Ils se quittèrent ; Mordaunt demeura près du lac, les yeux attachés sur Norna jusqu’au moment où la haute taille de la prophétesse devint invisible dans les détours de la vallée qu’elle remontait ; alors Mordaunt revint chez son père, déterminé à suivre un conseil qui répondait si bien à ses propres désirs.



  1. Swabie ou swartback est une espèce d’oiseau ou poule aquatique des îles Shetland, comme aussi le tirracke et le kittiwake' ou kittiewake a. m.
  2. Le grand veau marin, qui cherche les cavernes les plus solitaires pour y faire sa demeure. Voyez les Îles Shetland, par le docteur Edmonstone, vol. II, p. 294. (Note anglaise.) a. m.

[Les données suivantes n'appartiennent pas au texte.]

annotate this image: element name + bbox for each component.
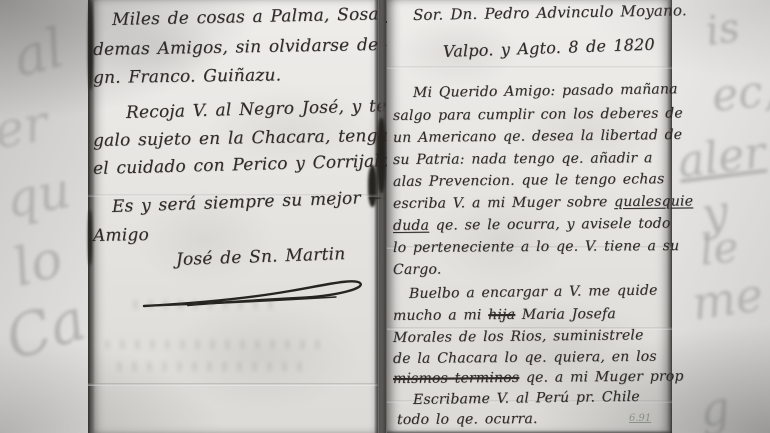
- background-ghost-text: is: [703, 8, 742, 52]
- background-ghost-text: qu: [2, 165, 74, 225]
- handwritten-line: su Patria: nada tengo qe. añadir a: [393, 151, 653, 167]
- underlined-text: qualesquie: [614, 193, 693, 210]
- background-ghost-text: le: [698, 226, 740, 272]
- handwritten-line: mismos terminos qe. a mi Muger prop: [393, 369, 684, 386]
- handwritten-line: Morales de los Rios, suministrele: [393, 328, 644, 345]
- handwritten-line: Amigo: [93, 227, 149, 245]
- background-ghost-text: er: [0, 97, 52, 156]
- handwritten-line: alas Prevencion. que le tengo echas: [393, 172, 665, 189]
- archive-number: 6.91: [629, 413, 651, 424]
- paper-crease: [88, 383, 378, 386]
- paper-crease: [387, 66, 672, 69]
- handwritten-line: un Americano qe. desea la libertad de: [393, 128, 682, 145]
- handwritten-line: galo sujeto en la Chacara, tenga: [93, 128, 388, 150]
- line-text: mucho a mi: [393, 307, 488, 324]
- handwritten-line: Buelbo a encargar a V. me quide: [409, 284, 658, 301]
- struck-text: mismos terminos: [393, 370, 519, 387]
- handwritten-line: Mi Querido Amigo: pasado mañana: [413, 82, 678, 100]
- letter-recipient: Sor. Dn. Pedro Advinculo Moyano.: [413, 3, 687, 23]
- handwritten-line: Escribame V. al Perú pr. Chile: [413, 390, 640, 407]
- handwritten-line: Cargo.: [393, 263, 442, 277]
- handwritten-line: mucho a mi hija Maria Josefa: [393, 307, 616, 323]
- line-text: Maria Josefa: [515, 306, 616, 323]
- background-ghost-text: g: [697, 384, 733, 433]
- handwritten-line: salgo para cumplir con los deberes de: [393, 106, 683, 123]
- letter-page-right: Sor. Dn. Pedro Advinculo Moyano. Valpo. …: [387, 0, 672, 433]
- handwritten-line: duda qe. se le ocurra, y avisele todo: [393, 217, 671, 233]
- handwritten-line: lo perteneciente a lo qe. V. tiene a su: [393, 239, 679, 255]
- ink-bleedthrough: [100, 340, 330, 349]
- background-ghost-text: ec,: [710, 69, 770, 120]
- handwritten-line: el cuidado con Perico y Corrijalo.: [93, 153, 396, 178]
- handwritten-line: de la Chacara lo qe. quiera, en los: [393, 350, 657, 366]
- handwritten-line: demas Amigos, sin olvidarse de —: [93, 37, 403, 59]
- ink-smudge: [377, 118, 386, 193]
- letter-page-left: Miles de cosas a Palma, Sosa y — demas A…: [88, 0, 378, 433]
- ink-smudge: [88, 210, 92, 265]
- line-text: qe. a mi Muger prop: [519, 368, 684, 385]
- signature-san-martin: José de Sn. Martin: [176, 246, 346, 269]
- line-text: qe. se le ocurra, y avisele todo: [429, 216, 671, 234]
- ink-bleedthrough: [112, 362, 307, 371]
- handwritten-line: Recoja V. al Negro José, y ten: [126, 98, 398, 122]
- background-ghost-text: me: [689, 271, 766, 326]
- line-text: escriba V. a mi Muger sobre: [393, 194, 614, 212]
- handwritten-line: gn. Franco. Guiñazu.: [93, 67, 282, 87]
- ink-bleedthrough: [128, 300, 278, 309]
- letter-photograph: al er qu lo Ca is ec, aler y le me g Mil…: [0, 0, 770, 433]
- handwritten-line: todo lo qe. ocurra.: [397, 412, 538, 427]
- letter-dateline: Valpo. y Agto. 8 de 1820: [443, 37, 655, 60]
- struck-text: hija: [488, 307, 515, 323]
- handwritten-line: escriba V. a mi Muger sobre qualesquie: [393, 194, 693, 211]
- background-ghost-text: aler: [676, 131, 768, 185]
- underlined-text: duda: [393, 218, 429, 234]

  3. Les Drows ou Trows, successeurs légitimes des Dungas du Nord, et quelque peu alliés aux fées, habitent comme elles dans l’intérieur de vertes collines et au fond des cavernes, et sont très puissants à minuit. Ils travaillent artistement le fer, aussi bien que les métaux précieux, et sont quelquefois propices aux mortels, mais plus souvent capricieux et malveillants. Parmi le bas peuple des îles, leur existence forme encore un article de foi universelle. Dans les îles voisines de Feroë on les appelle Joddenskenland, c’est-à-dire, hommes souterrains ; et Lucas Jacobson Debes, qui les connaît particulièrement, nous assure qu’ils habitent dans des lieux souillés par des effusions de sang ou par l’exécution de quelques grands crimes. Ils ont un gouvernement qui semble monarchique. w. s.